Cyber security failings biggest cause of GDPR fines
Meanwhile, analysis conducted by data management firm Exonar has shown that cyber security failings, such as what happened at BA, were by far and away the biggest cause of fines levied by European data protection regulators under the GDPR.
The firm said that 39% of GDPR-related fines came about as the result of insufficient security measures, totalling over £185m to date, compared to 26% of fines totalling £123.7m that resulted from unsecured and over-retained data.

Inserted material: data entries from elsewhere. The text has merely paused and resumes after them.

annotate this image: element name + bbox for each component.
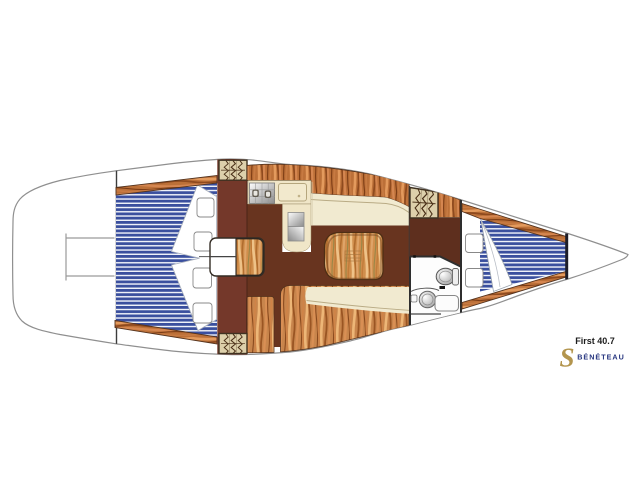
svg-text:First 40.7: First 40.7 — [575, 336, 615, 346]
svg-text:S: S — [559, 343, 574, 373]
svg-text:BÉNÉTEAU: BÉNÉTEAU — [577, 353, 625, 362]
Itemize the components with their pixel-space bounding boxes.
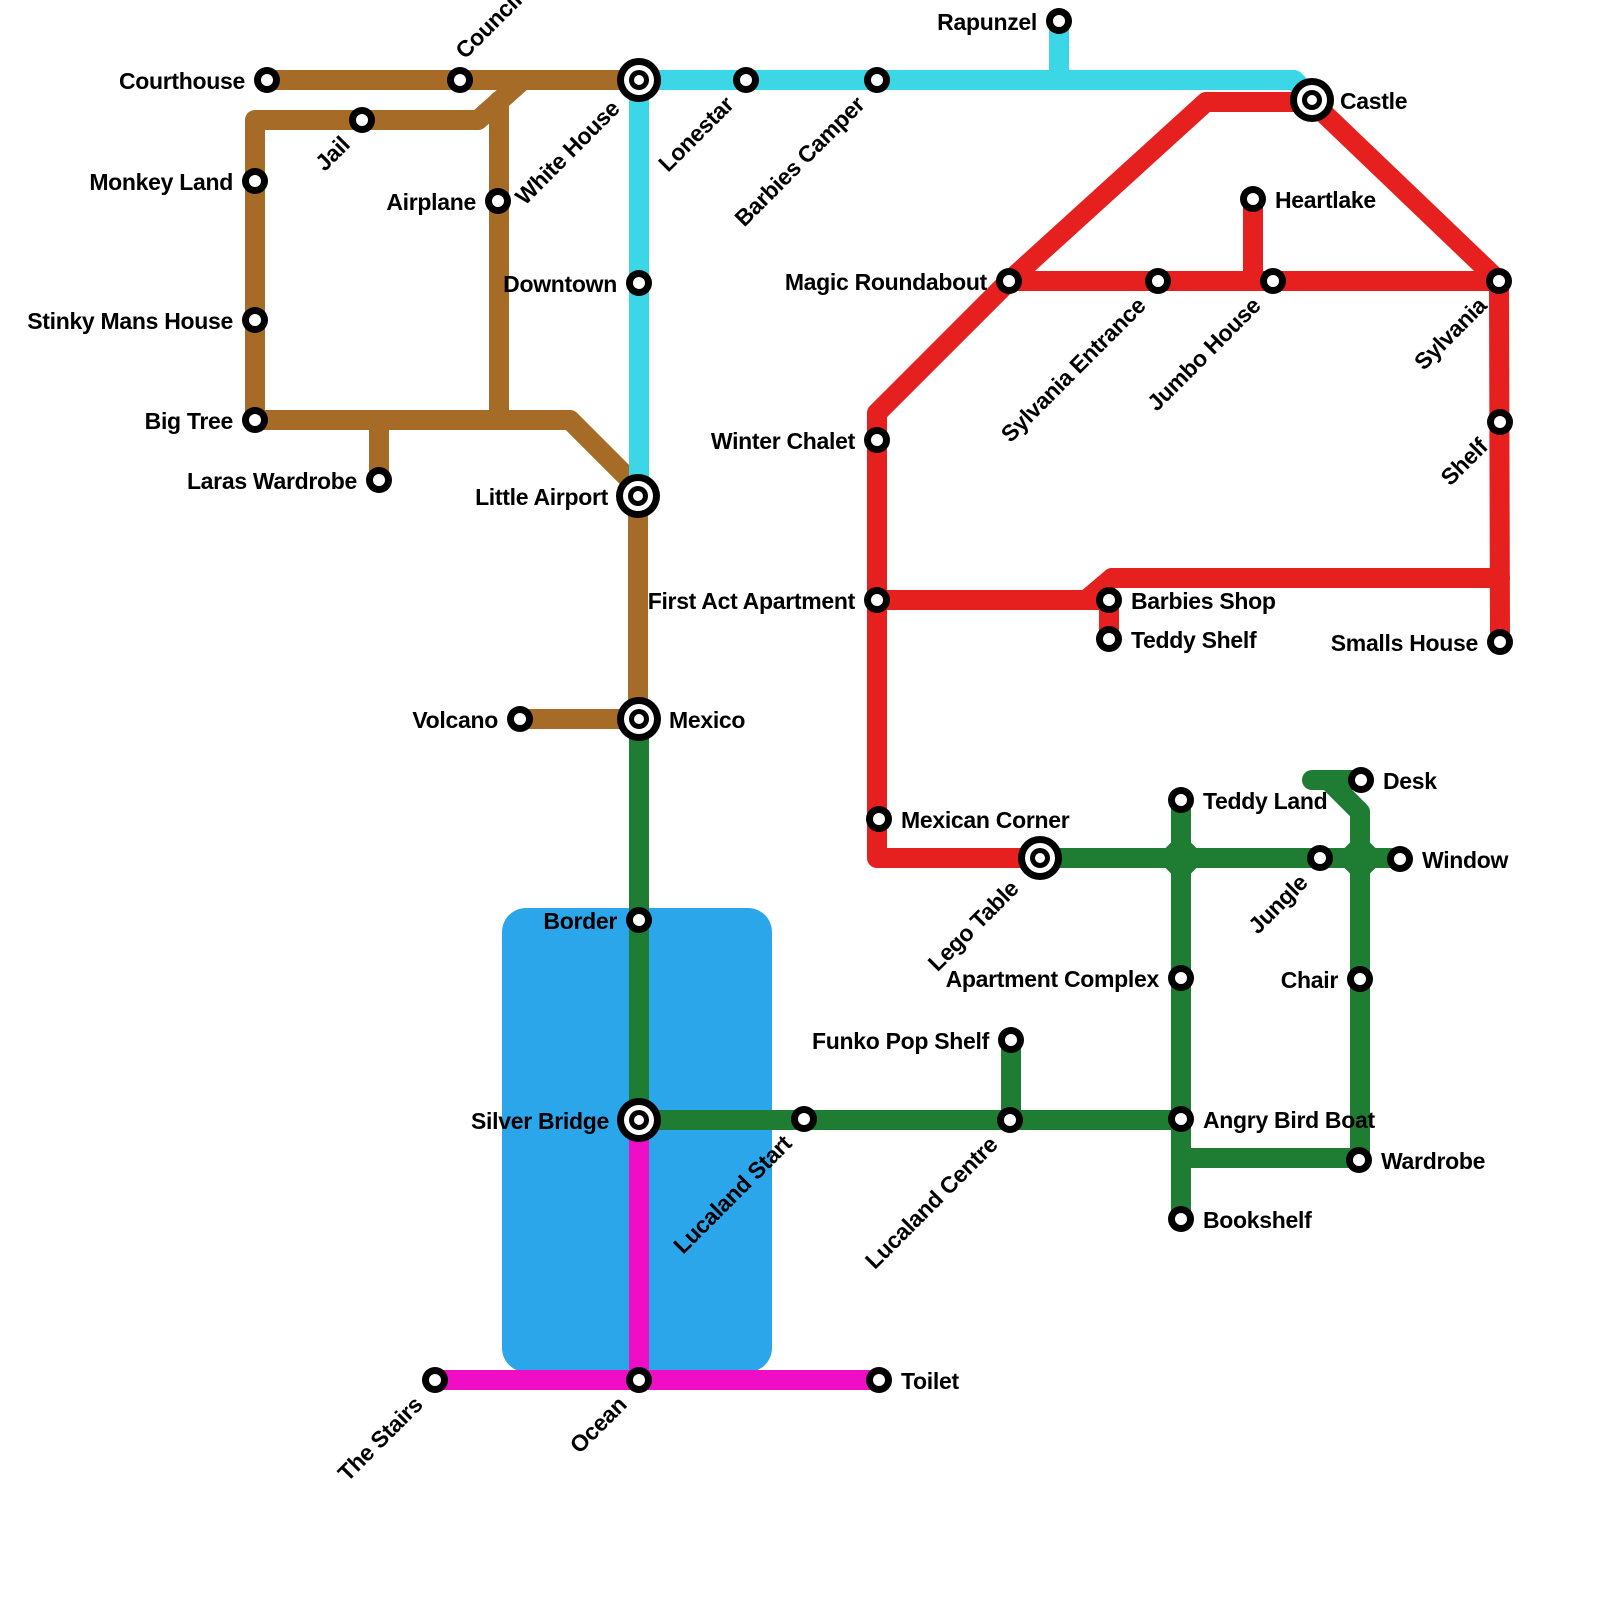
station-marker-center <box>1355 774 1367 786</box>
station-heartlake: Heartlake <box>1240 186 1376 213</box>
station-label-mexico: Mexico <box>669 707 745 733</box>
station-marker-center <box>871 74 883 86</box>
station-wardrobe: Wardrobe <box>1346 1147 1485 1174</box>
station-marker-center <box>1494 416 1506 428</box>
station-label-mexican-corner: Mexican Corner <box>901 807 1070 833</box>
station-label-heartlake: Heartlake <box>1275 187 1376 213</box>
station-label-barbies-shop: Barbies Shop <box>1131 588 1276 614</box>
station-marker-center <box>492 195 504 207</box>
interchange-marker-center <box>1035 853 1045 863</box>
station-marker-center <box>373 474 385 486</box>
station-label-bookshelf: Bookshelf <box>1203 1207 1312 1233</box>
station-label-magic-roundabout: Magic Roundabout <box>785 269 988 295</box>
station-magic-roundabout: Magic Roundabout <box>785 268 1022 295</box>
station-marker-center <box>633 914 645 926</box>
station-marker-center <box>1314 852 1326 864</box>
station-label-silver-bridge: Silver Bridge <box>471 1108 609 1134</box>
station-label-chair: Chair <box>1281 967 1339 993</box>
station-label-funko-pop-shelf: Funko Pop Shelf <box>812 1028 990 1054</box>
station-marker-center <box>249 175 261 187</box>
station-stinky-mans-house: Stinky Mans House <box>27 307 268 334</box>
station-apartment-complex: Apartment Complex <box>946 965 1194 992</box>
station-label-smalls-house: Smalls House <box>1331 630 1478 656</box>
interchange-marker-center <box>634 1115 644 1125</box>
station-marker-center <box>1493 275 1505 287</box>
station-label-desk: Desk <box>1383 768 1437 794</box>
station-marker-center <box>514 713 526 725</box>
station-first-act-apartment: First Act Apartment <box>648 587 890 614</box>
station-marker-center <box>871 434 883 446</box>
station-label-apartment-complex: Apartment Complex <box>946 966 1160 992</box>
station-marker-center <box>1003 275 1015 287</box>
station-marker-center <box>633 277 645 289</box>
station-marker-center <box>1247 193 1259 205</box>
station-marker-center <box>1267 275 1279 287</box>
station-label-castle: Castle <box>1340 88 1407 114</box>
station-label-airplane: Airplane <box>386 189 476 215</box>
station-label-toilet: Toilet <box>901 1368 959 1394</box>
station-volcano: Volcano <box>412 706 533 733</box>
station-label-angry-bird-boat: Angry Bird Boat <box>1203 1107 1375 1133</box>
station-marker-center <box>740 74 752 86</box>
station-marker-center <box>261 74 273 86</box>
station-label-teddy-shelf: Teddy Shelf <box>1131 627 1257 653</box>
station-chair: Chair <box>1281 966 1373 993</box>
interchange-marker-center <box>634 714 644 724</box>
station-label-volcano: Volcano <box>412 707 498 733</box>
interchange-marker-center <box>1307 95 1317 105</box>
station-label-teddy-land: Teddy Land <box>1203 788 1327 814</box>
station-label-little-airport: Little Airport <box>475 484 609 510</box>
interchange-marker-center <box>634 75 644 85</box>
transit-map-page: CourthouseCouncilWhite HouseJailMonkey L… <box>0 0 1600 1600</box>
station-label-first-act-apartment: First Act Apartment <box>648 588 856 614</box>
station-marker-center <box>454 74 466 86</box>
station-airplane: Airplane <box>386 188 511 215</box>
station-label-border: Border <box>543 908 617 934</box>
station-desk: Desk <box>1348 767 1437 794</box>
station-marker-center <box>1175 1113 1187 1125</box>
interchange-marker-center <box>633 491 643 501</box>
transit-map: CourthouseCouncilWhite HouseJailMonkey L… <box>0 0 1600 1600</box>
station-big-tree: Big Tree <box>145 407 268 434</box>
station-marker-center <box>249 414 261 426</box>
station-label-courthouse: Courthouse <box>119 68 245 94</box>
station-marker-center <box>798 1113 810 1125</box>
station-marker-center <box>1175 794 1187 806</box>
station-marker-center <box>1494 636 1506 648</box>
station-toilet: Toilet <box>866 1367 959 1394</box>
station-marker-center <box>1103 594 1115 606</box>
station-marker-center <box>873 813 885 825</box>
station-marker-center <box>1004 1114 1016 1126</box>
station-label-monkey-land: Monkey Land <box>89 169 233 195</box>
station-label-stinky-mans-house: Stinky Mans House <box>27 308 233 334</box>
station-marker-center <box>1152 275 1164 287</box>
station-marker-center <box>1353 1154 1365 1166</box>
station-marker-center <box>429 1374 441 1386</box>
station-label-winter-chalet: Winter Chalet <box>711 428 856 454</box>
station-marker-center <box>1354 973 1366 985</box>
station-label-big-tree: Big Tree <box>145 408 233 434</box>
station-marker-center <box>1175 972 1187 984</box>
station-label-laras-wardrobe: Laras Wardrobe <box>187 468 357 494</box>
station-window: Window <box>1387 846 1509 873</box>
station-marker-center <box>871 594 883 606</box>
station-marker-center <box>1175 1213 1187 1225</box>
station-label-rapunzel: Rapunzel <box>937 9 1037 35</box>
station-marker-center <box>873 1374 885 1386</box>
station-marker-center <box>1005 1034 1017 1046</box>
station-marker-center <box>356 114 368 126</box>
station-marker-center <box>1394 853 1406 865</box>
station-rapunzel: Rapunzel <box>937 8 1072 35</box>
station-marker-center <box>1053 15 1065 27</box>
station-marker-center <box>249 314 261 326</box>
station-label-downtown: Downtown <box>503 271 617 297</box>
station-marker-center <box>633 1374 645 1386</box>
station-label-wardrobe: Wardrobe <box>1381 1148 1485 1174</box>
station-label-window: Window <box>1422 847 1509 873</box>
station-marker-center <box>1103 633 1115 645</box>
station-border: Border <box>543 907 652 934</box>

Unlawful use of personally identifiable information (PII) and/or failure to comply with a Data Subject Access Request (DSAR) was found to be behind 19% of GDPR fines, totalling £92m. The remaining 16% of fines, totalling £77m, were due to other issues, such as Uber’s failure to report a breach in a timely manner, or H&M’s snooping on its staff.
“Securing your data first can play a vital role in not only meeting GDPR standards but also help mitigate the risk of the insufficient security – as it will be harder for hackers to access any data in the event of a breach,” said Exonar CEO Danny Reeves.
“Many organisations simply don’t know what data they’ve got, or how much over-retained data they hold because it is no longer visible,” he said. “Dark data like this is a point of weakness in any organisation – and in order to fully secure the data, organisations need to first get a clear understanding of what data they hold.”